Si bien iba a estar solamente tres semanas en España, sentía que mi partida era
muy pronta, y que si el vínculo no era lo suficientemente sólido, las cosas
podrían llegar a enfriarse durante mi ausencia. Pensar en la sola idea de que
ocurriera esto, me intranquilizaba, pero a su vez entendía que no había
demasiado por hacer. Las cosas se habían dando con esos tiempos, y era
irreversible. Sólo restaba pasarla lo mejor posible, y confiar. Pero la
confianza nunca fue mi mejor aliada, sobre todo la auto confianza.
El segundo de esos tres días seguidos en que nos vimos, estábamos
en su casa viendo una película, una cosa llevó a la otra, y empezamos a
despojarnos de nuestras ropas. Comenzaron los besos y las caricias, pero lo
cierto es que no pude tener una erección. Me lo temía. Sabía que podía pasar, y
pasó. Me había pasado con Angie, me había pasado con Lau, y me había pasado en
los pocos encuentros ocasionales que había tenido a lo largo de mi vida. Con
Nina también, pero como aquél había sido mi debut, y los nervios y la ansiedad
estaban a niveles tan elevados, lo consideré casi normal. Y ahora, cada vez que
conozco a alguien, me vuelve a pasar lo mismo. Sé que no tengo ningún problema
físico, porque he ido a hacer consultas a un sexólogo. Es todo de la cabeza,
pero es muy difícil ganarle una pelea.
Días antes, la Rusa me había contado que tiempo atrás había salido
con un pibe que ella creía que era homosexual, porque en un año de noviazgo
nunca tuvieron relaciones, ni él la había tocado, ni le había insinuado nada.

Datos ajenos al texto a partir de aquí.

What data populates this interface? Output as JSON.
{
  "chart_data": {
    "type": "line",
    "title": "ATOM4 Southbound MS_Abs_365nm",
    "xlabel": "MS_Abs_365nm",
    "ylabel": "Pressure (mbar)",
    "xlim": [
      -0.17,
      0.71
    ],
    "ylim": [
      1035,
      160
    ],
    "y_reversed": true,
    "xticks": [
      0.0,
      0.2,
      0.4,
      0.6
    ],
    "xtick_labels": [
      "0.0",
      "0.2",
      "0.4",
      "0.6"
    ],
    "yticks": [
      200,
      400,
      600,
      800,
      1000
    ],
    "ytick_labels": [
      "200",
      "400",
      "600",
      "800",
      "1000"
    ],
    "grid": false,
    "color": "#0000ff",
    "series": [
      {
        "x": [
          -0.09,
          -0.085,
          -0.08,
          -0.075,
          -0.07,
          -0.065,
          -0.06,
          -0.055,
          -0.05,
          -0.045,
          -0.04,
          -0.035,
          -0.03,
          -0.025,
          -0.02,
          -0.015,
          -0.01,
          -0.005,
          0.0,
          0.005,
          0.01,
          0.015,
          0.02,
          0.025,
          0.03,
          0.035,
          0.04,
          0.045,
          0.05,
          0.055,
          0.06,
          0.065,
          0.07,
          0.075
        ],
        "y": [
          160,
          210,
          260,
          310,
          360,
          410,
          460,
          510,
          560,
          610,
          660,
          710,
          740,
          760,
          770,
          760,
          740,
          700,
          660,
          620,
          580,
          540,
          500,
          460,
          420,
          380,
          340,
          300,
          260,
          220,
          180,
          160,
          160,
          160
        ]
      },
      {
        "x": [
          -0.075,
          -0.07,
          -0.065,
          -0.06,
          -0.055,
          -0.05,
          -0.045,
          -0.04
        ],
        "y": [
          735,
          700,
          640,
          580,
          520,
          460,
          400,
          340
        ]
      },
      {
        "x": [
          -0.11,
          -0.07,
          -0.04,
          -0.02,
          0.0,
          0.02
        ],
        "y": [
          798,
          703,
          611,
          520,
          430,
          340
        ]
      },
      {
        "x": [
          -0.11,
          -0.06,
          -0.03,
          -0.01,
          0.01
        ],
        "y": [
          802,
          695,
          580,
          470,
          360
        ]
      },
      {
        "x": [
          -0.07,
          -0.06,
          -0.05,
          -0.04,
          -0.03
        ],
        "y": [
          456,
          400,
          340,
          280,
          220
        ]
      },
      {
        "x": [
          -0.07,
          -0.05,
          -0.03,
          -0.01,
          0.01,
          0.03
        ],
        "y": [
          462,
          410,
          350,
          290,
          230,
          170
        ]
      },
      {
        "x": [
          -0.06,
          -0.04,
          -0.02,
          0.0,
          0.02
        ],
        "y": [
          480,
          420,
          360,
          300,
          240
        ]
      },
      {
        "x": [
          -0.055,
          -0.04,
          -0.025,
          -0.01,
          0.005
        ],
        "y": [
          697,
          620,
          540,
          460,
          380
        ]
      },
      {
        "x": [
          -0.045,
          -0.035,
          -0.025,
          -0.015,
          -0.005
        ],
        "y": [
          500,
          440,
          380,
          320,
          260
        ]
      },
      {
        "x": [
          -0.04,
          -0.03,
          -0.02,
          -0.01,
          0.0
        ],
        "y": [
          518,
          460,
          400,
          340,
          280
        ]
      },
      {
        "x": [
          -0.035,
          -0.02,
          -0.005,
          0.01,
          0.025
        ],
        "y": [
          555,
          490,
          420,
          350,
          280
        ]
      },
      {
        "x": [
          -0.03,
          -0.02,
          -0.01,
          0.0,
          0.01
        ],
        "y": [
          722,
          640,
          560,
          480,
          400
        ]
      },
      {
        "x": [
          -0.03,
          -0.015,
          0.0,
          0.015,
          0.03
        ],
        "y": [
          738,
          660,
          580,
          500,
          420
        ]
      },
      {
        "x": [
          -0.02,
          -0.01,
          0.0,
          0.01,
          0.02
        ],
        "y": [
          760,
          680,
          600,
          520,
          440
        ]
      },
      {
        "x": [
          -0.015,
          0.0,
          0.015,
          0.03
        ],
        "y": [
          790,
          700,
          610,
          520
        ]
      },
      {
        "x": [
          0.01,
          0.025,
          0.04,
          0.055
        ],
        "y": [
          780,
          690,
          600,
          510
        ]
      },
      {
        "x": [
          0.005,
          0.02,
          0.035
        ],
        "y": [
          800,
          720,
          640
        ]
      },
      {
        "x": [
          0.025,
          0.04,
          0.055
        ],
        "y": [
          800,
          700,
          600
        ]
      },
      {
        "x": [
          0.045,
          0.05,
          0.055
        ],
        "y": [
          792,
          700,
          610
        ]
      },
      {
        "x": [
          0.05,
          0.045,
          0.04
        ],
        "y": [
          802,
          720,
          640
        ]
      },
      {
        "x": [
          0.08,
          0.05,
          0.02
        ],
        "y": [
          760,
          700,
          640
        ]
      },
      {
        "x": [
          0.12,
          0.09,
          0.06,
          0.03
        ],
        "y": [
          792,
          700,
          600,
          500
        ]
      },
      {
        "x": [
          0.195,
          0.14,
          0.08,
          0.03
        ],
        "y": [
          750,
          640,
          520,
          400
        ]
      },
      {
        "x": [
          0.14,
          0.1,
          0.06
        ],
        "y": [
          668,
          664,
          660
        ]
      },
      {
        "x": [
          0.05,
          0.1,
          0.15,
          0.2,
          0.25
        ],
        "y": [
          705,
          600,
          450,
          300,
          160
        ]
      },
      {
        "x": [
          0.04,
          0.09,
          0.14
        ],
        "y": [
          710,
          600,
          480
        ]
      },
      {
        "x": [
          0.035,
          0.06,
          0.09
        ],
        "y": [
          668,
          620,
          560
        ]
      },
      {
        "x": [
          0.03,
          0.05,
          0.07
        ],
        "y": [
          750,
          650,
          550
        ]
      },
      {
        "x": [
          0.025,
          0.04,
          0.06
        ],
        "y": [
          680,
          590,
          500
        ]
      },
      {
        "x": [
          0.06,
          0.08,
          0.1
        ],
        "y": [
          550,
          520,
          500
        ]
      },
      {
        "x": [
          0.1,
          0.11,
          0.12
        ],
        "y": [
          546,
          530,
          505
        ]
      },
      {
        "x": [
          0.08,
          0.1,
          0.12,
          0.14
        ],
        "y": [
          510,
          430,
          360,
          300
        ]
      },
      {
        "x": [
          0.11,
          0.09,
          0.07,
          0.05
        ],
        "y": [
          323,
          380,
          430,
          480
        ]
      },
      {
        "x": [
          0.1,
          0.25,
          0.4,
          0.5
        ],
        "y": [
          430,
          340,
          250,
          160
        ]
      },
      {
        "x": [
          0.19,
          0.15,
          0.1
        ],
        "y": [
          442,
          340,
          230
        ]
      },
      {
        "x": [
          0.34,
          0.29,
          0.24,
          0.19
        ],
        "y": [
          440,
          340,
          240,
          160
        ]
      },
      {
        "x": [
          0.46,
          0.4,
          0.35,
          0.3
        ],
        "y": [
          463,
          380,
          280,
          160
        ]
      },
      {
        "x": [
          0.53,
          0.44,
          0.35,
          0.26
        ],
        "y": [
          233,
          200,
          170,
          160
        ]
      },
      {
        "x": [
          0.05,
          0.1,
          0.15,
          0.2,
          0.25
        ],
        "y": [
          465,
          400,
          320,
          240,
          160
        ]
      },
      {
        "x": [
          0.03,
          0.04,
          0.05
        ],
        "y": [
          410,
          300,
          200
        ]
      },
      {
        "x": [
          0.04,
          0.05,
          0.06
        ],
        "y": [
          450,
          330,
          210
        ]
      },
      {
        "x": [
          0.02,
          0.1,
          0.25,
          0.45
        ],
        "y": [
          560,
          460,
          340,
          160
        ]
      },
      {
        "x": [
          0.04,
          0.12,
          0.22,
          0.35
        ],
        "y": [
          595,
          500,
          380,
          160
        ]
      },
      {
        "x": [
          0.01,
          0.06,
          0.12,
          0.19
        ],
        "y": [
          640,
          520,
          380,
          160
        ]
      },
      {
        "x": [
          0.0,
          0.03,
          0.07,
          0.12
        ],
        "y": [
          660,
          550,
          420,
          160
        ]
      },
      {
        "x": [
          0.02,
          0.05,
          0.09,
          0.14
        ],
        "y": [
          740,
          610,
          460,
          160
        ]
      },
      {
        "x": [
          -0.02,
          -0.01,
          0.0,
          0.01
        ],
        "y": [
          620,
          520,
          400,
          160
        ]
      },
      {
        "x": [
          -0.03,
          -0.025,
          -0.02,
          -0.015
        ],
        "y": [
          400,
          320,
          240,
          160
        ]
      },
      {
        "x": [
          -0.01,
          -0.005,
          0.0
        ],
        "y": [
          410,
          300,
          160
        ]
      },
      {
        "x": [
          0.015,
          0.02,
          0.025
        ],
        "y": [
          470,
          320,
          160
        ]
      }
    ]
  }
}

Al escuchar esto sentí una especie de alivio, porque imaginé que sus
expectativas ante una posible relación sexual iban a ser no muy altas. Creí
hallar en esas palabras la confianza que necesitaba para tener una erección
normal, y no tener que preocuparme en un momento en que todo debía ser
placentero. Pero no, otra vez lo de siempre. Otra vez intuir la decepción no
expresada, minimizada.
Con frustración y vergüenza le conté que eso me había pasado viarias veces, atribuyéndole el problema a los nervios del momento, que en parte es verdad. Ante un encuentro sexual, mi historial me empuja al nerviosismo y al temor de que suceda lo de siempre, y esto es lo que lo provoca. La profecía auto cumplida. Un círculo vicioso. Pero blanquearlo me parece un paso fundamental para sacarme ese peso de encima, y sentirme algo más relajado la próxima vez. Algo.